Learning to say no to opportunities

A few weeks ago, after I drafted my speech ‘Other people perspective’ I emailed it to a lady from one of Swindon charities that used to provide me with advocacy after I got out of psychiatric hospital at the beginning of 2020. Although I didn’t get what I wanted (new door, that got damaged by police breaking in and also apologies) I had a good impression of her, like if she really cared about me, and also she always remembered the details of what happened to me. We stayed in touch after that and we occasionally email each other.

When I emailed her the link to my speech I asked if I can present it in front of their clients and she responded saying she’d need to ask her manager. She emailed me today stating the manager really liked my blog (I wonder which posts she read) and would like to think about possibly offering me opportunity to advocate with them once in a while, or just as a one off. She explained that I won’t be, however, allowed to share my experiences, as they are an organisation that is focused on advocacy and that’s what they get funding for.

I had a really mixed feelings when I read that email. First of all, I started wondering that they already do advocacy, so what they wanted me for? Then, I started wondering why I’m not allowed to share my story? It’s on the blog anyway, so by working with me they will be sharing it indirectly. Then I started wondering how I can actually make advocacy work if I would only be doing that as one off or once every couple of weeks. I remember when I worked with them, me and that lady sometimes exchanged a few emails a week to update each other on how things are. That won’t be possible if I only come once every couple of weeks. So basically it all didn’t make any sense.

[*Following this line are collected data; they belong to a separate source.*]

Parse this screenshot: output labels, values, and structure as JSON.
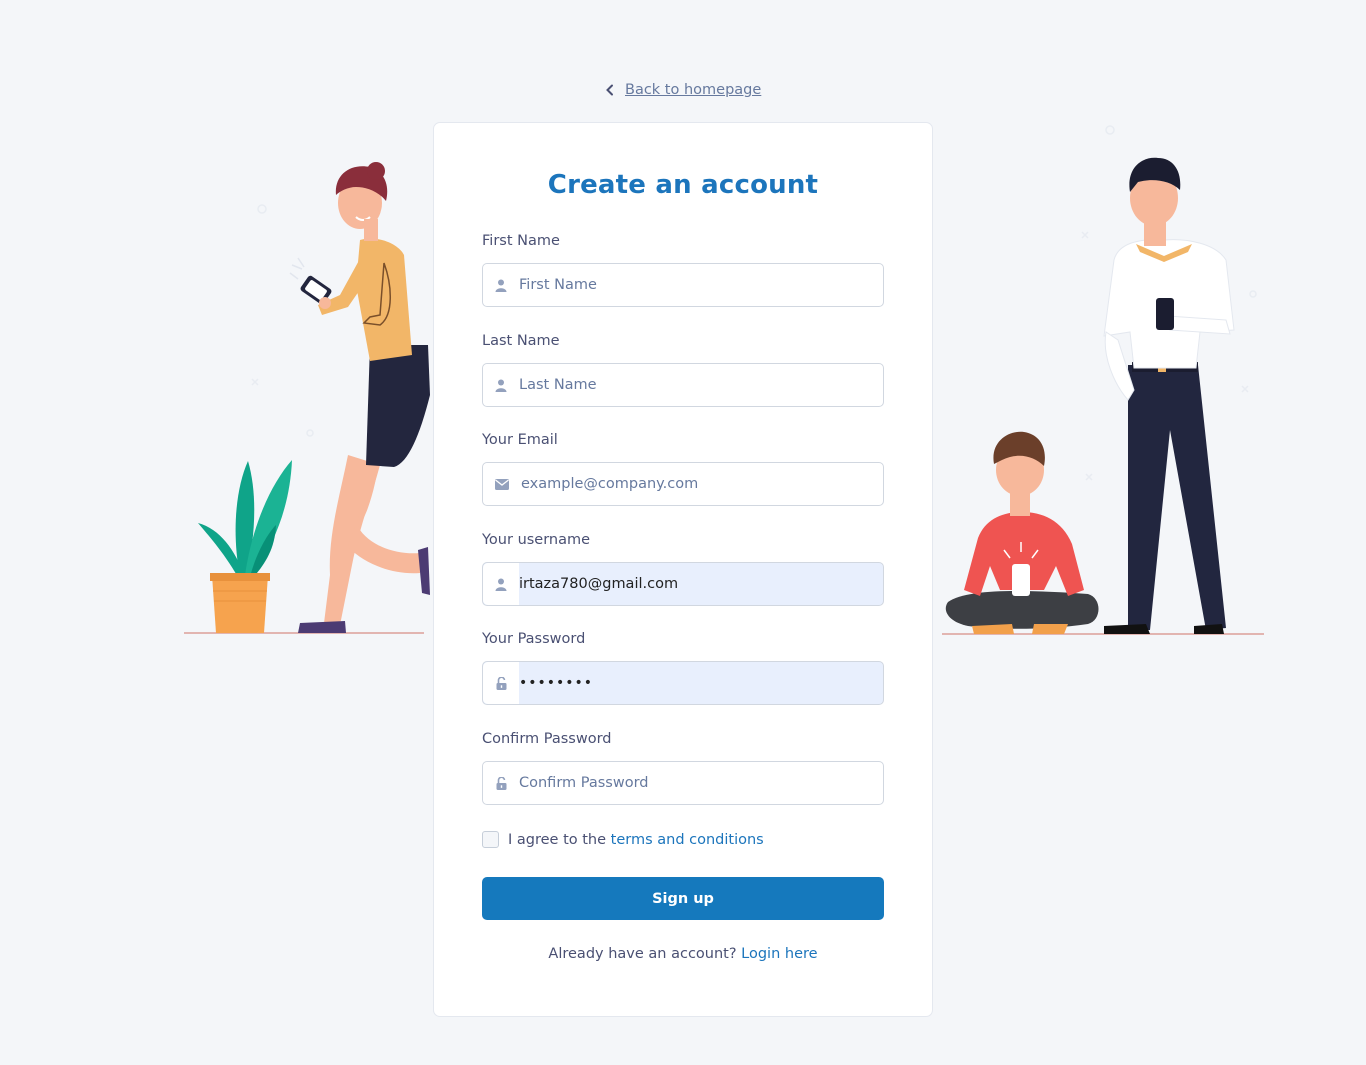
{
  "back_link": {
    "label": "Back to homepage",
    "icon": "chevron-left-icon"
  },
  "form": {
    "title": "Create an account",
    "fields": {
      "first_name": {
        "label": "First Name",
        "placeholder": "First Name",
        "value": "",
        "icon": "user-icon"
      },
      "last_name": {
        "label": "Last Name",
        "placeholder": "Last Name",
        "value": "",
        "icon": "user-icon"
      },
      "email": {
        "label": "Your Email",
        "placeholder": "example@company.com",
        "value": "",
        "icon": "envelope-icon"
      },
      "username": {
        "label": "Your username",
        "placeholder": "",
        "value": "irtaza780@gmail.com",
        "icon": "user-icon"
      },
      "password": {
        "label": "Your Password",
        "placeholder": "",
        "value": "••••••••",
        "icon": "unlock-icon"
      },
      "confirm_password": {
        "label": "Confirm Password",
        "placeholder": "Confirm Password",
        "value": "",
        "icon": "unlock-icon"
      }
    },
    "agree": {
      "prefix": "I agree to the",
      "link": "terms and conditions",
      "checked": false
    },
    "submit_label": "Sign up",
    "login_prompt": "Already have an account?",
    "login_link": "Login here"
  },
  "colors": {
    "accent": "#1c75bc",
    "button": "#1579bd",
    "background": "#f4f6f9",
    "autofill": "#e8effd"
  }
}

I guess they may actually mean well, they want to give me an opportunity while at the same time make themselves look good by working with a local blogger and the only problem is that they are worried about funding (and can I blame them? There are funding cuts everywhere).

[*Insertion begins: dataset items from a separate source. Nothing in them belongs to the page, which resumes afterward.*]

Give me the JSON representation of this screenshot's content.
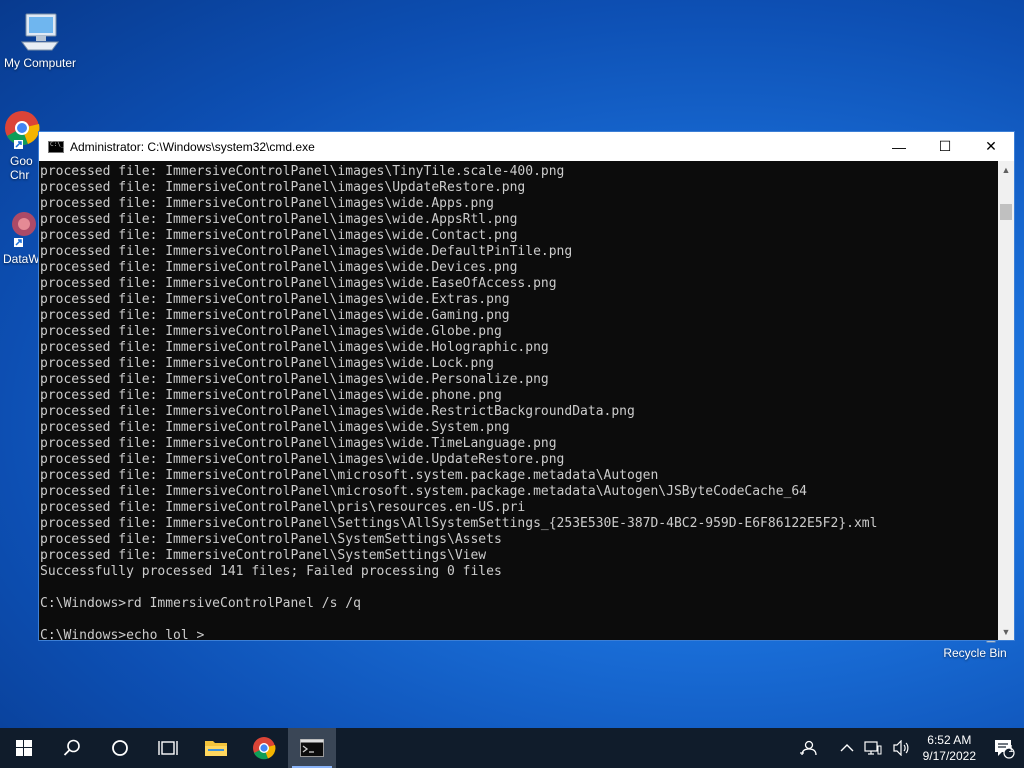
{
  "desktop": {
    "icons": [
      {
        "label": "My Computer"
      },
      {
        "label": "Goo Chr"
      },
      {
        "label": "DataW"
      },
      {
        "label": "Recycle Bin"
      }
    ]
  },
  "window": {
    "title": "Administrator: C:\\Windows\\system32\\cmd.exe",
    "lines": [
      "processed file: ImmersiveControlPanel\\images\\TinyTile.scale-400.png",
      "processed file: ImmersiveControlPanel\\images\\UpdateRestore.png",
      "processed file: ImmersiveControlPanel\\images\\wide.Apps.png",
      "processed file: ImmersiveControlPanel\\images\\wide.AppsRtl.png",
      "processed file: ImmersiveControlPanel\\images\\wide.Contact.png",
      "processed file: ImmersiveControlPanel\\images\\wide.DefaultPinTile.png",
      "processed file: ImmersiveControlPanel\\images\\wide.Devices.png",
      "processed file: ImmersiveControlPanel\\images\\wide.EaseOfAccess.png",
      "processed file: ImmersiveControlPanel\\images\\wide.Extras.png",
      "processed file: ImmersiveControlPanel\\images\\wide.Gaming.png",
      "processed file: ImmersiveControlPanel\\images\\wide.Globe.png",
      "processed file: ImmersiveControlPanel\\images\\wide.Holographic.png",
      "processed file: ImmersiveControlPanel\\images\\wide.Lock.png",
      "processed file: ImmersiveControlPanel\\images\\wide.Personalize.png",
      "processed file: ImmersiveControlPanel\\images\\wide.phone.png",
      "processed file: ImmersiveControlPanel\\images\\wide.RestrictBackgroundData.png",
      "processed file: ImmersiveControlPanel\\images\\wide.System.png",
      "processed file: ImmersiveControlPanel\\images\\wide.TimeLanguage.png",
      "processed file: ImmersiveControlPanel\\images\\wide.UpdateRestore.png",
      "processed file: ImmersiveControlPanel\\microsoft.system.package.metadata\\Autogen",
      "processed file: ImmersiveControlPanel\\microsoft.system.package.metadata\\Autogen\\JSByteCodeCache_64",
      "processed file: ImmersiveControlPanel\\pris\\resources.en-US.pri",
      "processed file: ImmersiveControlPanel\\Settings\\AllSystemSettings_{253E530E-387D-4BC2-959D-E6F86122E5F2}.xml",
      "processed file: ImmersiveControlPanel\\SystemSettings\\Assets",
      "processed file: ImmersiveControlPanel\\SystemSettings\\View",
      "Successfully processed 141 files; Failed processing 0 files",
      "",
      "C:\\Windows>rd ImmersiveControlPanel /s /q",
      "",
      "C:\\Windows>echo lol >"
    ],
    "controls": {
      "minimize": "—",
      "maximize": "☐",
      "close": "✕"
    }
  },
  "taskbar": {
    "clock_time": "6:52 AM",
    "clock_date": "9/17/2022",
    "notification_count": "1"
  },
  "colors": {
    "console_bg": "#0c0c0c",
    "console_text": "#cccccc",
    "taskbar_bg": "#101c2b"
  }
}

But to be honest it sounded to me like if they said: ‘we really like you so we want to work with you but we don’t want you to do what you are doing, we want you to do what we are doing and we want you to do it for free.’ That doesn’t sound very appealing, does it?

While growing up, during a crisis in Poland, far away from cities and with my undiagnosed autism, I had literally no opportunities so I learned to say yes to whatever was coming my way. However, during the last couple of months I started to be somehow selective. I mean not that I have many choices but blogging in a way that feels true to me is an opportunity so I don’t want to do anything that would make me look inauthentic. And that’s what would happen if I agreed to advocate for that organisation: I’d constantly worry about saying the right thing (as they made it clear that me being myself may jeopardise their funding) and at the end I’d probably get chucked out anyway. And the worst thing would be that I’d have to put that on my blog!

So it was better to say ‘no, thank you’. I did explain that I’m not saying definite no, just until I work out what it is that I can offer them and we can then come back to that conversation. I guess that is what a neurotypical person would say. Am I right?